Pap smear saves lives
Many women find a Pap smear test to be uncomfortable or scary and try to avoid going to their gynaecologist because of it. But the few minutes of discomfort are ultimately worth the health benefits. Pap smears help to identify suspicious cells in your cervix that could signal a precancerous condition.
With April being observed as Cervical Cancer Awareness Month, the experience of Donna Marie Vernon, a crane operator at the Kingston Freeport Terminal, indicates why it is very important to get examined before it is too late.
A vivacious individual, Vernon, while working as a female machinist at a factory in Kingston, participated in a drive by the Jamaica Cancer Society (JCS) and had her Pap smear done. She recalled that all the other women, after completing the test, complained profusely about how difficult it was for them.
As one who does not back down from any challenge, facing her fears head on, Vernon completed the test and returned to her colleagues, pondering why they found the test to be so difficult. “I didn’t know why they were so afraid to do it.

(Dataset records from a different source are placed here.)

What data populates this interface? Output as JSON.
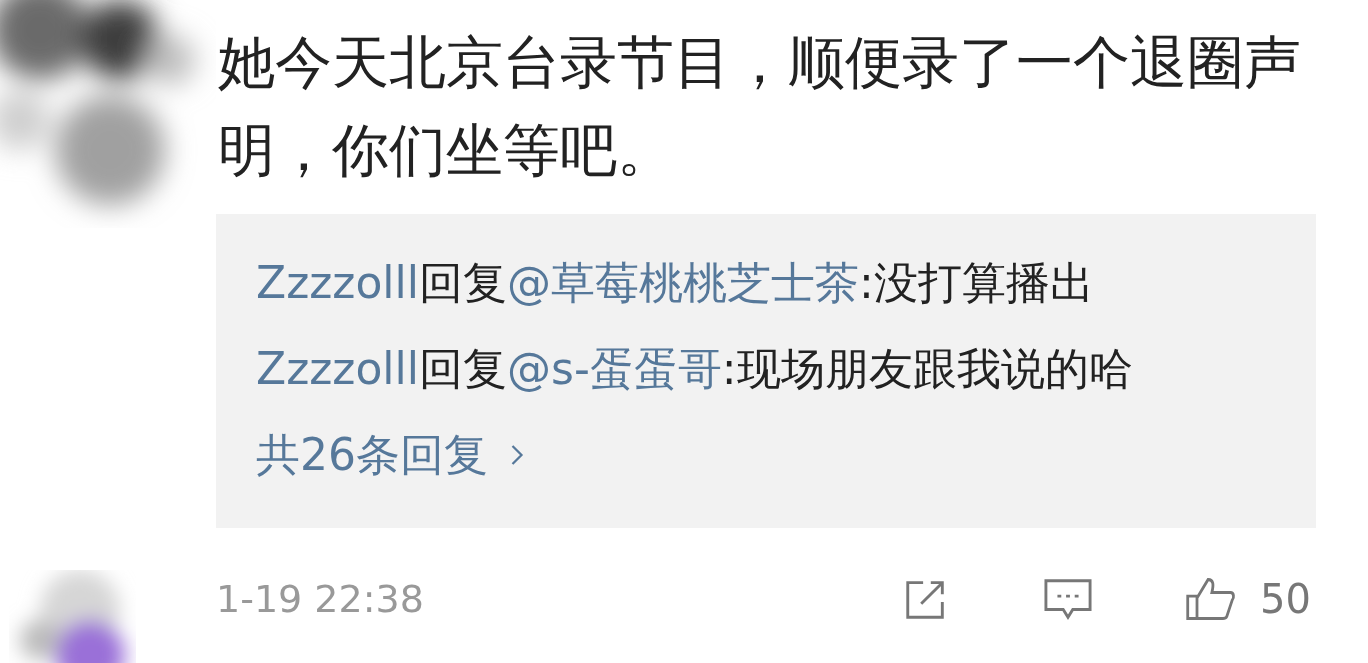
{
  "comment": {
    "text": "她今天北京台录节目，顺便录了一个退圈声明，你们坐等吧。",
    "replies": [
      {
        "user": "Zzzzolll",
        "action": "回复",
        "target": "@草莓桃桃芝士茶",
        "text": ":没打算播出"
      },
      {
        "user": "Zzzzolll",
        "action": "回复",
        "target": "@s-蛋蛋哥",
        "text": ":现场朋友跟我说的哈"
      }
    ],
    "more": "共26条回复",
    "time": "1-19 22:38",
    "likes": "50"
  }
}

I did the test and literally laughed at the reasons they gave for being hesitant. I was told to wait one month for the results, and I continued doing my job as per usual. I actually forgot about it, until the results came back for the others,” Vernon said.
When the results were received by her place of employment, all the females received theirs except her. Vernon became quite concerned, and wanted to know why her results were left behind. “I was a bit upset because I was wondering why everyone else received theirs and I didn’t. I went to the nurse and she told me that I would receive it in the mail. That response did not go down well with me, but no matter how I questioned the situation, I did not receive a favourable response,” Vernon said.
Two weeks later, Vernon, while on her way home from work, received the much-anticipated mail. “When I opened it and read it, I felt my feet get heavy, and I could barely move. The results said I had cervical cancer. I was overcome with emotions, and the thoughts of leaving my children behind flashed across my mind. After I composed myself, I didn’t tell anyone,” she said.
For over a week after she received the results, Vernon, known to her community of St John’s Road as ‘Miss Green Boy’, was unable to eat or sleep. Having been advised to visit the JCS, after receiving the result, Vernon visited their offices with much anticipation. There she received much-needed counselling and advice that helped her to overcome the illness.
“The nurse said, ‘We have found it early, you are not going to die’, and this is what helped me through. I kept this one line at the forefront of my mind for the entire time and used every ounce of strength that I could to overcome,” Vernon said.
Still guarding her cervical cancer results to herself, Vernon, who is one of two women working as crane operators at the Kingston Freeport Terminal, underwent surgery.
“It was a non-evasive surgery. For the entire procedure, I cried quietly. I could literally smell the flesh burning, and I lay there praying and asking God to carry me through. The fact that I didn’t tell anyone weighed heavily on my mind, because if I had died that day, no one would have known at that time what I was going through,” she said.
Vernon is encouraging all women to have their Pap smears done yearly. “Trust me, if it wasn’t caught early I don’t know what would have happened. I have three children and the third one was born afterwards. Having a Pap smear done could save your life,” she said.